One area that shows great promise for smaller MSSPs is white-labeling security services from large-scale providers that are building world-class security operations centers (SOCs). Starting from a relatively small base today, Steranka believes that small MSSPs will soon find a number of providers to choose from. This includes telecom providers such as Verizon, PSA and RMM companies such as Continuum, and independent SOC operators and platform providers such as CyFlare and BlackStratus.
What business and rewards models will prevail remains to be seen. But it’s clear already that agent programs from white-label SOC providers are poised for significant growth in 2018.
One of the big surprises for McAfee in 2017 was the success of its Distribution Managed Partner program. Participating distributors take responsibility for recruiting, enabling and supporting VARs and MSPs that have not yet developed robust security practices, or who are new to McAfee. For these partners, participating distributors offer everything from integration support, staff augmentation, implementation design and more. McAfee has generated an additional $100 million in new business from distribution managed partners, mostly in the Asia-Pacific region. In the second half of 2017, however, both Ingram Micro and Tech Data began to see increased growth in their respective programs, and McAfee expects even more growth in 2018.
Security, Steranka believes, is transitioning. For the past two-to-three years, there has been a flood of new security tools, apps or services for partners to sell. That’s led to a jump in managed-security sales. But customers are struggling to make sense of everything they have bought from the 2,000 or so vendors competing in the market. As a result, they have shifted their priorities from perceived gaps or one-off widgets. Now, they want more automation, more data-backed assurances and better clarity on the threat landscape before them.
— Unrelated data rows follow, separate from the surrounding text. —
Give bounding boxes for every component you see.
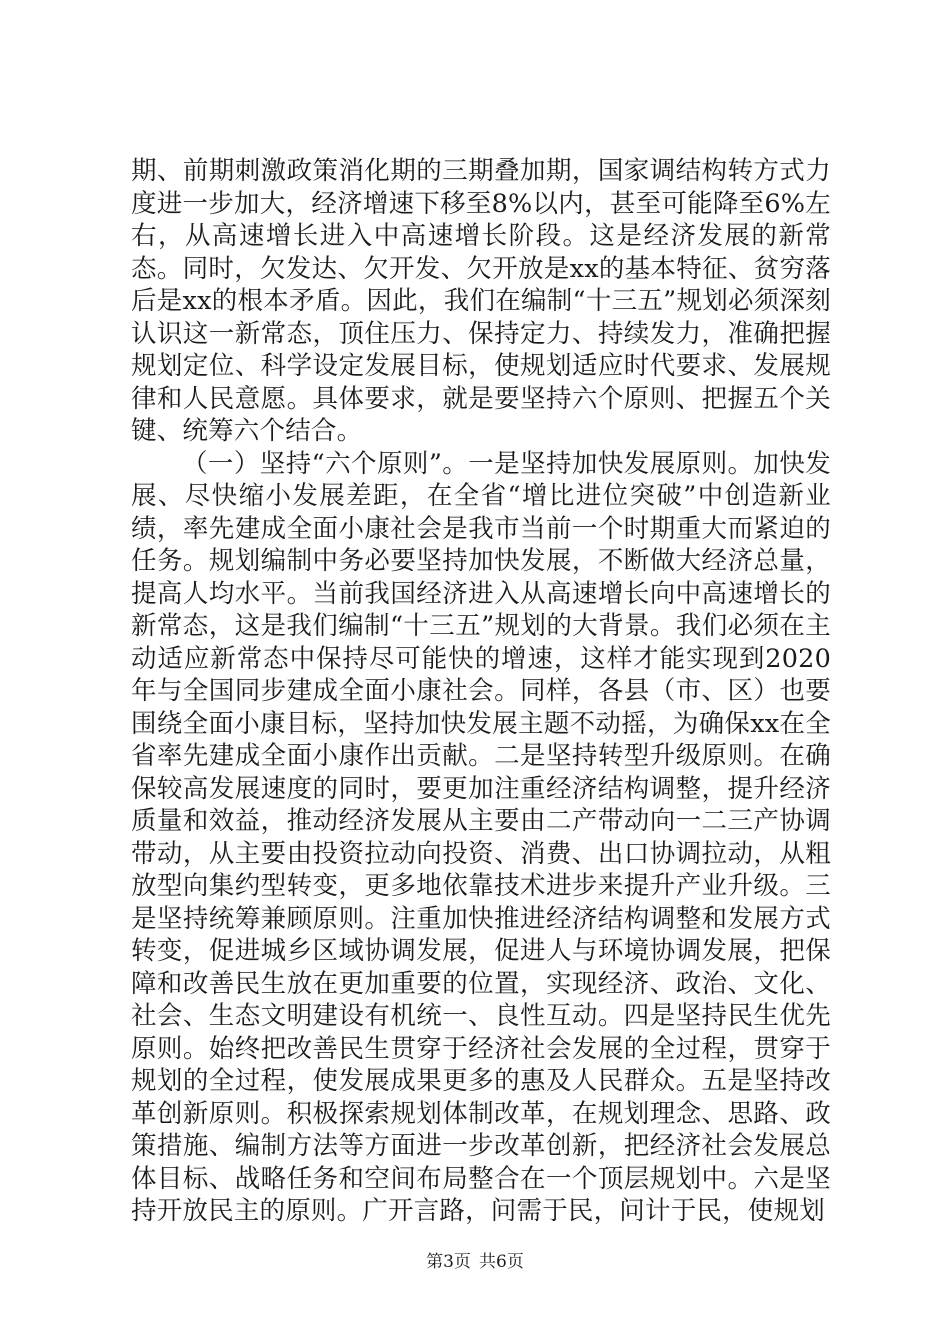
page-total: 共6页 [479,1252,524,1272]
document-body [131,155,831,1228]
page-number: 第3页 [426,1252,471,1272]
paragraph: （一）坚持“六个原则”。一是坚持加快发展原则。加快发展、尽快缩小发展差距，在全省“增比进位突破”中创造新业绩，率先建成全面小康社会是我市当前一个时期重大而紧迫的任务。规划编制中务必要坚持加快发展，不断做大经济总量，提高人均水平。当前我国经济进入从高速增长向中高速增长的新常态，这是我们编制“十三五”规划的大背景。我们必须在主动适应新常态中保持尽可能快的增速，这样才能实现到2020年与全国同步建成全面小康社会。同样，各县（市、区）也要围绕全面小康目标，坚持加快发展主题不动摇，为确保xx在全省率先建成全面小康作出贡献。二是坚持转型升级原则。在确保较高发展速度的同时，要更加注重经济结构调整，提升经济质量和效益，推动经济发展从主要由二产带动向一二三产协调带动，从主要由投资拉动向投资、消费、出口协调拉动，从粗放型向集约型转变，更多地依靠技术进步来提升产业升级。三是坚持统筹兼顾原则。注重加快推进经济结构调整和发展方式转变，促进城乡区域协调发展，促进人与环境协调发展，把保障和改善民生放在更加重要的位置，实现经济、政治、文化、社会、生态文明建设有机统一、良性互动。四是坚持民生优先原则。始终把改善民生贯穿于经济社会发展的全过程，贯穿于规划的全过程，使发展成果更多的惠及人民群众。五是坚持改革创新原则。积极探索规划体制改革，在规划理念、思路、政策措施、编制方法等方面进一步改革创新，把经济社会发展总体目标、战略任务和空间布局整合在一个顶层规划中。六是坚持开放民主的原则。广开言路，问需于民，问计于民，使规划 [131,448,831,1226]
page-footer [0,1247,950,1272]
paragraph: 期、前期刺激政策消化期的三期叠加期，国家调结构转方式力度进一步加大，经济增速下移至8%以内，甚至可能降至6%左右，从高速增长进入中高速增长阶段。这是经济发展的新常态。同时，欠发达、欠开发、欠开放是xx的基本特征、贫穷落后是xx的根本矛盾。因此，我们在编制“十三五”规划必须深刻认识这一新常态，顶住压力、保持定力、持续发力，准确把握规划定位、科学设定发展目标，使规划适应时代要求、发展规律和人民意愿。具体要求，就是要坚持六个原则、把握五个关键、统筹六个结合。 [131,156,831,446]
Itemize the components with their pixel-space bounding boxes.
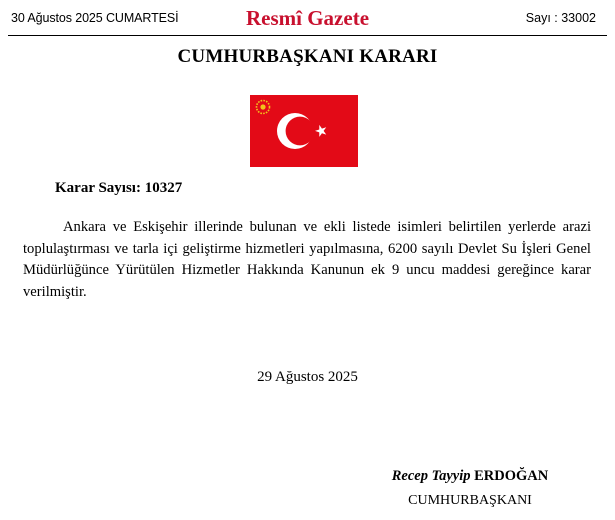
decision-body: Ankara ve Eskişehir illerinde bulunan ve ekli listede isimleri belirtilen yerlerde arazi toplulaştırması ve tarla içi geliştirme hizmetleri yapılmasına, 6200 sayılı Devlet Su İşleri Genel Müdürlüğünce Yürütülen Hizmetler Hakkında Kanunun ek 9 uncu maddesi gereğince karar verilmiştir. bbox=[23, 219, 591, 300]
turkish-flag-icon bbox=[250, 95, 358, 167]
issue-number: Sayı : 33002 bbox=[525, 11, 596, 25]
signer-first-name: Recep Tayyip bbox=[391, 468, 471, 484]
signature-date: 29 Ağustos 2025 bbox=[257, 369, 358, 385]
decision-number: Karar Sayısı: 10327 bbox=[55, 180, 183, 196]
gazette-title: Resmî Gazete bbox=[245, 6, 370, 30]
header-divider bbox=[8, 35, 607, 36]
signer-title: CUMHURBAŞKANI bbox=[408, 493, 532, 508]
gazette-header bbox=[0, 0, 615, 38]
header-date: 30 Ağustos 2025 CUMARTESİ bbox=[11, 11, 179, 25]
signer-name bbox=[360, 468, 580, 485]
document-title: CUMHURBAŞKANI KARARI bbox=[177, 46, 438, 67]
signer-last-name: ERDOĞAN bbox=[474, 468, 549, 484]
In addition to shifting customer priorities, there is new competition for partners, especially in the enterprise segment. In this market, large-scale security specialists now find themselves competing with organizations that sell business solutions with security baked in. In many instances, the security that accompanies the business solutions they sell to a corporate function is determined without the involvement of IT or an organization’s top trusted security partner.
Understanding these market dynamics won’t make you a more capable security provider per se, but they will help you transform into a more competitive organization.
In an era when customers need more than a prayer to keep them safe, that’s a good thing.